Compounds that give coffee its distinctive mouthfeel
Coffee drinkers intuitively recognize the pleasure of swallowing a smooth, rich brew versus a watery one. Aside from added cream or sugar, the coffee itself contributes to this sensation—referred to as body or mouthfeel—but the specific compounds are not well defined.
Researchers find that this feeling may actually be driven by small molecules, which is kind of unique.
The team set out to isolate the compounds responsible for coffee's mouthfeel by first establishing a descriptive analysis panel. They started with four different coffees. A separate panel of eight experienced tasters, skilled in tactile awareness.
To better define the term 'body,' they broke it down into components that would allow to look for the compounds driving those particular sensations. Four tactile sub-attributes, namely chalkiness, mouthcoating, astringency and thickness were used to differentiate the coffees.
The researchers found that a cluster of small molecules contribute to coffee's mouthfeel. They isolated melanoidin compounds, formed by the Maillard reaction during roasting, and for the first time associated them with astringency.
Two compounds, 3- and 4-caffeoylquinic acid, correspond with mouthcoating. Unexpectedly, the sensation subsided with increased concentrations. Finally, they isolated a novel compound related to chalkiness that contains an amino acid.

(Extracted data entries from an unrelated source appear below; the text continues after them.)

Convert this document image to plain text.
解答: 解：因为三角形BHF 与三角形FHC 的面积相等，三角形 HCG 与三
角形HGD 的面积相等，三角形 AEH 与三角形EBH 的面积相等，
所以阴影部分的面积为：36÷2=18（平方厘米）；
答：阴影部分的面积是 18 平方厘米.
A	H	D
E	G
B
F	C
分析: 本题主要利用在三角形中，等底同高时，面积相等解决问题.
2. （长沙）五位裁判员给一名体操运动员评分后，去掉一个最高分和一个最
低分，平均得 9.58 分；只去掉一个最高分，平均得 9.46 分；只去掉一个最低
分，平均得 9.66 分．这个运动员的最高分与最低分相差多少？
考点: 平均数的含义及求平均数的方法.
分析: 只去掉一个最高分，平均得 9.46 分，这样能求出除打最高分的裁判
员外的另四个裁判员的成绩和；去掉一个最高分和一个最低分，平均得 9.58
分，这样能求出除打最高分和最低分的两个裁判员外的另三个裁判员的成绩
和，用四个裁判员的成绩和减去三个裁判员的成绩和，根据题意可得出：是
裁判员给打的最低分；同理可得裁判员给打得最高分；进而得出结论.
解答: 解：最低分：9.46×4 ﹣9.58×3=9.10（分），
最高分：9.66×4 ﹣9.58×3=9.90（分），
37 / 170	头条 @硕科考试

The team is now interested in whether there are mechanoreceptors in the mouth that detect these small molecules. According to Peterson, such receptors could be responsible for the decreased mouthcoating sensation that occurs with increasing caffeoylquinic acid. They also want to know more about how coffee bean growing conditions and roasting temperatures affect the compounds. With this knowledge, growers and producers could manipulate their processes to downplay or highlight the small molecules in a cup of coffee according to consumers' preferences.